Willis ran unsuccessfully for Bourke in the New South Wales Legislative Assembly in 1887, but won it as a Protectionist in 1889 and held it to 1894.[2] Willis founded the Truth in 1890. He was the member for The Barwon from 1894 to 1904. He had become a supplier of horses and fodder to the British Army in South Africa and he recruited Australian bushmen as scouts and sharpshooters during the Boer War.[1]

John Haynes constantly accused Willis and Paddy Crick of corrupt land deals in the Newsletter. On the appointment of a Royal Commission under William Owen to investigate the administration of the Lands Department in 1905, Willis fled to Western Australia and South Africa.[1]
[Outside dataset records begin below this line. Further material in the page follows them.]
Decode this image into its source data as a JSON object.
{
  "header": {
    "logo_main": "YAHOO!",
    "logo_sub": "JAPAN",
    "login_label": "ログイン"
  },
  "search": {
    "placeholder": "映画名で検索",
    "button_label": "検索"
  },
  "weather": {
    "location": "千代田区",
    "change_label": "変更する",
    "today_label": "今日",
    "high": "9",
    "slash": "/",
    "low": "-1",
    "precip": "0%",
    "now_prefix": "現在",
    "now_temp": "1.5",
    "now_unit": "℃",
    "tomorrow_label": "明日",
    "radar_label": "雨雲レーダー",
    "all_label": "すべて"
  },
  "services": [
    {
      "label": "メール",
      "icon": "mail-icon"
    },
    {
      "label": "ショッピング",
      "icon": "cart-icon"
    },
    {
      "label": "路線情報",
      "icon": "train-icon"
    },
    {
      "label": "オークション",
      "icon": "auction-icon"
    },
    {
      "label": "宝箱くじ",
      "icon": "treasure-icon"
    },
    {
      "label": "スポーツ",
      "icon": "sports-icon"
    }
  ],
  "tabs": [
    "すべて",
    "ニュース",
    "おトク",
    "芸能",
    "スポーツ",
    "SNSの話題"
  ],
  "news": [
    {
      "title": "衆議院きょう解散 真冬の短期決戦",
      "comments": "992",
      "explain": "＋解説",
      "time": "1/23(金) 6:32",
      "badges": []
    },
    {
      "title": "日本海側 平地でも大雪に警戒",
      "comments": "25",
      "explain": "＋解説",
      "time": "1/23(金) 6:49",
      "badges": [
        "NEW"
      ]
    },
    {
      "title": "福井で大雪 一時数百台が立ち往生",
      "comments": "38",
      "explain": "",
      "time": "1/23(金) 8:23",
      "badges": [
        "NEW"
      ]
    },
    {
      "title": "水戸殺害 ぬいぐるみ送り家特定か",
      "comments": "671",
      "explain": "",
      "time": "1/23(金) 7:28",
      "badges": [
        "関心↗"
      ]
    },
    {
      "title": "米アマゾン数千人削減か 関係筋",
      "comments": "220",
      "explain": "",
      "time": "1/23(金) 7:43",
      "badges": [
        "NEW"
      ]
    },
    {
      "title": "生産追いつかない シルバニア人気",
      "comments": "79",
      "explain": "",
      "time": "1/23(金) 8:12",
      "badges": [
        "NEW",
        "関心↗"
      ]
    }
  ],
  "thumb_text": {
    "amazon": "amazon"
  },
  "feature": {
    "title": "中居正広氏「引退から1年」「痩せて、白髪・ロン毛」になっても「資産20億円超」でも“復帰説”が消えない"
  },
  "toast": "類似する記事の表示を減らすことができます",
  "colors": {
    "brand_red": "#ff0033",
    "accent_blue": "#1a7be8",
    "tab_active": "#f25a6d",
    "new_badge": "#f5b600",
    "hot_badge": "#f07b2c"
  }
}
He was brought back to Sydney in 1906, but although tried twice for obtaining money by false pretences, fraud and conspiracy, the juries failed to agree on a verdict.[1]

Later life

Willis moved to London about 1910. He died penniless of coronary heart disease in Lambeth, survived by his wife, six daughters and a son.[1]

White Slave Trade

in 1912, he published, with Mrs Olive MacKirdy, The White Slave Market. This book alleged Singapore was a centre for European prostitution, the headquarters of the "pimps" in the East — still the burial-ground of thousands upon thousands of unfortunate white girls. Malay Street, with its hundreds of houses of ill-fame, still flourishes … 90 percent had VD and claimed that there were 510 brothels in the city. >


Notes

  1. Rutledge, Martha. "Willis, William Nicholas (1858-1922)". Australian Dictionary of Biography. National Centre of Biography, Australian National University. ISSN 1833-7538. Retrieved 1 May 2019.